Percibí un golpe de ardor al sonreír, pero ello no hizo que la fuerza de mi risa disminuyera.

—Lo menos que me importa son las marcas —Me encogí de hombros—. Es simple creer que las cosas perfectas son hermosas. Pero es difícil ver la belleza en el desastre —Lo reté con la mirada—: el desastre lo hace todo único, especial.

Yo, la poeta.

Davián asintió despacio mientras se llenaba de entendimiento. Me dio la sensación de que era la primera vez que se sentía como él mismo desde el momento en que había entrado a la casa. ¿Cuántas veces había visto a Davián y no a su sombra distorsionada?

Se acercó un palmo más a mi rostro observándome sin pausa.

Sus ojos marrones me afectaban más que los de cualquiera. Es decir, había millones de ojos iguales a los de él, pero los suyos tenían un algo que me causaba insectos en el estómago. Insectos lindos como mariposas, y no como las habituales cucarachas que solían llenarme. La extraña conmoción me hacía sentir sonrojada y diminuta, como si de cierta forma me sintiera amenazada por su atractiva presencia.
Davián carraspeó. Supongo que yo lo miraba también de cierta forma aguda.

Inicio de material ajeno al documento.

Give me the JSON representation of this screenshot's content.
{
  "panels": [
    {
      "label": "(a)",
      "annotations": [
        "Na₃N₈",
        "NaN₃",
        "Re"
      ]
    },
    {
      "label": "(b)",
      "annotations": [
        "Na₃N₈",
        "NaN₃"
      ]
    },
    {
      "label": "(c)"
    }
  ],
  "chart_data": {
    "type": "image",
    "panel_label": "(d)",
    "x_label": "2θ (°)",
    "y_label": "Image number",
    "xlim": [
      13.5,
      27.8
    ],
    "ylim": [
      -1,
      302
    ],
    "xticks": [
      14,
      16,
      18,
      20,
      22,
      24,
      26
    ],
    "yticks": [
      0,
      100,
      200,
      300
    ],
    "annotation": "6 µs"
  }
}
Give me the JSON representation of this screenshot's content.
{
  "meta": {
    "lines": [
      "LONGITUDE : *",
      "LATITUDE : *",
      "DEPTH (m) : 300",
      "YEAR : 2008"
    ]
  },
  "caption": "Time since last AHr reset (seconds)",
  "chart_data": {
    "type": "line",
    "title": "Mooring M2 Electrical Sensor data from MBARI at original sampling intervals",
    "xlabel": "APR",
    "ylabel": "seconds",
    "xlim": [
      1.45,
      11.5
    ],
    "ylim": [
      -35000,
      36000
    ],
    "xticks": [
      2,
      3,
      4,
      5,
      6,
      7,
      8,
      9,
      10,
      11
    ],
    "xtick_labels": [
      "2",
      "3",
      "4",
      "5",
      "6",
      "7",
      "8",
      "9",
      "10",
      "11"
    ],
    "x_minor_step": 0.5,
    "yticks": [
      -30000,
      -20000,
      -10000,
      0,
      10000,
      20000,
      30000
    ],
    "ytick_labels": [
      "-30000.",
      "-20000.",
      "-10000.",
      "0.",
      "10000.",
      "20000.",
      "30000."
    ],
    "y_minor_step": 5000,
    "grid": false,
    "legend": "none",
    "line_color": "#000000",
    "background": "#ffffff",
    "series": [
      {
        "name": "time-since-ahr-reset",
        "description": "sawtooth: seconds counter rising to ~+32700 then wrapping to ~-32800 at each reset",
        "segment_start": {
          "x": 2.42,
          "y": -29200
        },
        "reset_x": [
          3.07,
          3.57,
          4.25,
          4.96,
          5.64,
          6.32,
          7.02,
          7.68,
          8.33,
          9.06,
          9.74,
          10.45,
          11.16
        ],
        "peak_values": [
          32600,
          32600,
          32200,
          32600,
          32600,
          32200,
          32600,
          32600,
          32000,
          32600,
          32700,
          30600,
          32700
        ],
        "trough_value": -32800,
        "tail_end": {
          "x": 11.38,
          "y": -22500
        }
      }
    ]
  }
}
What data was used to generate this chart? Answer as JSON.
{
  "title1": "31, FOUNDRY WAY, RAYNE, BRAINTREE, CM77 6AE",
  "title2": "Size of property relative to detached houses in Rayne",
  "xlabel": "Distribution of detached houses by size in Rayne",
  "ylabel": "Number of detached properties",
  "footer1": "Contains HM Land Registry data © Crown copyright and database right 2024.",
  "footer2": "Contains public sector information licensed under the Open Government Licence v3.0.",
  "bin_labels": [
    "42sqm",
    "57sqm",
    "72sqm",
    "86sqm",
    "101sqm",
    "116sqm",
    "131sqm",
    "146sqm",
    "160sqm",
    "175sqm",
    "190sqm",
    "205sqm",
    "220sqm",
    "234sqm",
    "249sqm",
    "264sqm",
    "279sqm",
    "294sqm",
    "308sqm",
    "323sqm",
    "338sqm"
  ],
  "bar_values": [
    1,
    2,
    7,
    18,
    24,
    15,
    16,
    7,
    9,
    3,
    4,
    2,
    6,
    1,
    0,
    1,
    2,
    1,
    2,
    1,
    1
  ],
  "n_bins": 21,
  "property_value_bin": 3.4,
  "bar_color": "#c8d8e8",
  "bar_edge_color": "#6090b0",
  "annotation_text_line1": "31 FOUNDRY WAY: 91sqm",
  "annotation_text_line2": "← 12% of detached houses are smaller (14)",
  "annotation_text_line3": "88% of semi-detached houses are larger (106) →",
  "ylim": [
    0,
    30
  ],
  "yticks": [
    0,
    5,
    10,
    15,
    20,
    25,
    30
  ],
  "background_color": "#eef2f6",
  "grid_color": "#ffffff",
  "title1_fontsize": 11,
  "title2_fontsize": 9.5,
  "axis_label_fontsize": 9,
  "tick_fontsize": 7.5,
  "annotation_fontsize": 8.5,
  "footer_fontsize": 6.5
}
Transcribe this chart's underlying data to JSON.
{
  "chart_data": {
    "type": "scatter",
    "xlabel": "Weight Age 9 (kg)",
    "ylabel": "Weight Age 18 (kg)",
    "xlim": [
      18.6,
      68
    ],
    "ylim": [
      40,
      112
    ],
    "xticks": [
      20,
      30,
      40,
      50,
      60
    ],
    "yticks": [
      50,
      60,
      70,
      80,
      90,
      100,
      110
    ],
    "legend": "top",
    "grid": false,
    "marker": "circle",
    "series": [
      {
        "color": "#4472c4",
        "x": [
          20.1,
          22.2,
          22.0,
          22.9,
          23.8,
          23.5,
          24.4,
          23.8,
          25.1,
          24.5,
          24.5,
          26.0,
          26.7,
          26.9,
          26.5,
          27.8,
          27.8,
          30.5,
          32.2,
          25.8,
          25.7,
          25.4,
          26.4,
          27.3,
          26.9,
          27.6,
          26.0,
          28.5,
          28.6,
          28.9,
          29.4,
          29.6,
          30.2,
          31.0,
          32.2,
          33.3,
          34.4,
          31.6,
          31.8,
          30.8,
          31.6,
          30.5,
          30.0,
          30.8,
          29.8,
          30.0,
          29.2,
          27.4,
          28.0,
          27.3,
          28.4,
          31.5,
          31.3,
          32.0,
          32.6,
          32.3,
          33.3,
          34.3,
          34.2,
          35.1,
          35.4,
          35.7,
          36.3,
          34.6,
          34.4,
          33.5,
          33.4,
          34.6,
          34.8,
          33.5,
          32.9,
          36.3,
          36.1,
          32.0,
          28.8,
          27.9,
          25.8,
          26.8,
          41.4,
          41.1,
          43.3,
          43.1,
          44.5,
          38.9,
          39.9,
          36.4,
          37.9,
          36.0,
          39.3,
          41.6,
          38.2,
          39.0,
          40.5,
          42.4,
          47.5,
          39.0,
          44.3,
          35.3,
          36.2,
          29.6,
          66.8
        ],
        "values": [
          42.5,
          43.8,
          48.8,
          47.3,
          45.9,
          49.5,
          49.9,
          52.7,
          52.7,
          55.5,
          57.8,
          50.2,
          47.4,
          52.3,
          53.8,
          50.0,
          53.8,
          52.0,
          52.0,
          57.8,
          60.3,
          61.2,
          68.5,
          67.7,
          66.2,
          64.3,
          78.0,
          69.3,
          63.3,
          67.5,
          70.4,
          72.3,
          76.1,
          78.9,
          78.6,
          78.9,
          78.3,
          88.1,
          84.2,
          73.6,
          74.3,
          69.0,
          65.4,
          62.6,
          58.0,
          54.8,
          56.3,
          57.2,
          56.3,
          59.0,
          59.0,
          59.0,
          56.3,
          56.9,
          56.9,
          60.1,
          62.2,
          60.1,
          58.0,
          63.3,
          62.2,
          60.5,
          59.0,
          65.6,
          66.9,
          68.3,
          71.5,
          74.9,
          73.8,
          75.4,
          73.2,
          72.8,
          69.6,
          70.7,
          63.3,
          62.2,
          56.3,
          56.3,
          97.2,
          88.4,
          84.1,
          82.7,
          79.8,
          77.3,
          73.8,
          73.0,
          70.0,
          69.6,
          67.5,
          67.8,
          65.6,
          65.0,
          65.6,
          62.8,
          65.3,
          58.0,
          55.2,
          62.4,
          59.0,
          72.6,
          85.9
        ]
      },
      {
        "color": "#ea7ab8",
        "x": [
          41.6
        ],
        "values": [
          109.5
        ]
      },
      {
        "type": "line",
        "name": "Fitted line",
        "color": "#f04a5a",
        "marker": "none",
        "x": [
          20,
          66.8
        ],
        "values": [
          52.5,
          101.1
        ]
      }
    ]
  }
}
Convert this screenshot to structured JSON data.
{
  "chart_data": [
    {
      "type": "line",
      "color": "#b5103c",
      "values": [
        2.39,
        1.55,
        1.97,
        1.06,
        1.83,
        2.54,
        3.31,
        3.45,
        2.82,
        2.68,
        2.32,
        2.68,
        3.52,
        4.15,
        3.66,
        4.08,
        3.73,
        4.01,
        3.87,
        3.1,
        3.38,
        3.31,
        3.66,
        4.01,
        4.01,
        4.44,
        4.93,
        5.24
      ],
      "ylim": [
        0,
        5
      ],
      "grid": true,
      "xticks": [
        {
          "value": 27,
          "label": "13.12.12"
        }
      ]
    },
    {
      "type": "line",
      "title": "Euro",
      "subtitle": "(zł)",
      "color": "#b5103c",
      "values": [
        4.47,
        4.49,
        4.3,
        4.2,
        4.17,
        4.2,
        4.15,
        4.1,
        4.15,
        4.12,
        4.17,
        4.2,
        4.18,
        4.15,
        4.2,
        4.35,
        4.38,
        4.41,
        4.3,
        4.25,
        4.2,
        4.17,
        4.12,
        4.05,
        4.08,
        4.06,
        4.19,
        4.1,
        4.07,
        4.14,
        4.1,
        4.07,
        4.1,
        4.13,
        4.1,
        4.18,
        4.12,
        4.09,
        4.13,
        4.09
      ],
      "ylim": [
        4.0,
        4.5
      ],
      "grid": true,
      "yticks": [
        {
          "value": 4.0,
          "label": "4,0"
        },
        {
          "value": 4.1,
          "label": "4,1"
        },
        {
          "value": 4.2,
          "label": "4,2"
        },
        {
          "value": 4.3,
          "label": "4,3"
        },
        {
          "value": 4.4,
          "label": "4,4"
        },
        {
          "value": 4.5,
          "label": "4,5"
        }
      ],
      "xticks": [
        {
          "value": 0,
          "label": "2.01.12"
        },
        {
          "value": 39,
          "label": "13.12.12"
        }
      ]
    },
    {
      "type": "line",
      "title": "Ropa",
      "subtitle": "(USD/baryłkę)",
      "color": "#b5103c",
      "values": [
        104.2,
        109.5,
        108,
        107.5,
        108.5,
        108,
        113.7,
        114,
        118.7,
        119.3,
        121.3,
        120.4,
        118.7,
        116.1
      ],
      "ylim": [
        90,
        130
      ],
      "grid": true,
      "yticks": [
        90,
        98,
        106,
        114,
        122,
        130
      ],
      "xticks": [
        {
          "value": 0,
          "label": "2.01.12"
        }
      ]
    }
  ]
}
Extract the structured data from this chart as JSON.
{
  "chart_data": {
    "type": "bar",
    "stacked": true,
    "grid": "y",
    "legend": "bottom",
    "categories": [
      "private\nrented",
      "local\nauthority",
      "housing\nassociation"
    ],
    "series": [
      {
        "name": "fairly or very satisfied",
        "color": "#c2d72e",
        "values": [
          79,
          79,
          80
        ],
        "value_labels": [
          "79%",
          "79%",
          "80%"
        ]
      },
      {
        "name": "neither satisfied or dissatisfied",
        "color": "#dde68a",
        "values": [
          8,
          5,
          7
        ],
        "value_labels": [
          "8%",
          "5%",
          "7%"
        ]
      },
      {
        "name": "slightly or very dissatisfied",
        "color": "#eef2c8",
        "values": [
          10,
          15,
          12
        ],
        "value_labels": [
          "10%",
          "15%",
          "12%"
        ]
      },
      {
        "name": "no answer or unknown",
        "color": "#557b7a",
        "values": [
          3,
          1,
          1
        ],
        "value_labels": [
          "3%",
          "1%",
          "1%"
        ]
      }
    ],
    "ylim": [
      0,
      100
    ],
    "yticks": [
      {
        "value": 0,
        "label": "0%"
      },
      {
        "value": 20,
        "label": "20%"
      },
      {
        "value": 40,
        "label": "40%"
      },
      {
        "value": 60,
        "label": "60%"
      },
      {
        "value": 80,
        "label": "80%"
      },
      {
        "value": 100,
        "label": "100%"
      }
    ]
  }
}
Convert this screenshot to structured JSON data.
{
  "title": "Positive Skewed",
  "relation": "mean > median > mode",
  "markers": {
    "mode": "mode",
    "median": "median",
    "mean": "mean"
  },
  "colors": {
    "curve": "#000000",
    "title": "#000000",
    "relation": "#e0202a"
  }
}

—Anahí, necesitas llorar. Creo que puedo ver todo de ti a través de esas lágrimas temblorosas que ocultas en los ojos —Me dirigió una expresión de lástima de las que mi ser orgulloso más odiaba—. Llora, yo no le diré a nadie. Es necesario desahogarse a veces.

—No voy a llorar...

—¿No?

—No.

—¿Segura?

—¿Parezco insegura?

—Estás clara que sí, Anahí.

—¿Estoy siendo muy oscura?

Cerré la boca de golpe.

Una cadena de dolor punzante me cubría la garganta y las mejillas, el pecho y la nariz.

Apenas pude contenerme por unos minutos más.
Hacía rato que las lágrimas habían empezado a existir, sólo faltaba que se reprodujeran en el exterior. Cuando menos pensé y con la persona que menos imaginé, las gotas traicioneras empezaron a desbordarse como un lago cuya represa acaba de ser derribada.

Y esas, señores, son lágrimas de cocodrilo.

Lágrimas de un cruel y vil cocodrilo, Anahí de los Demonios.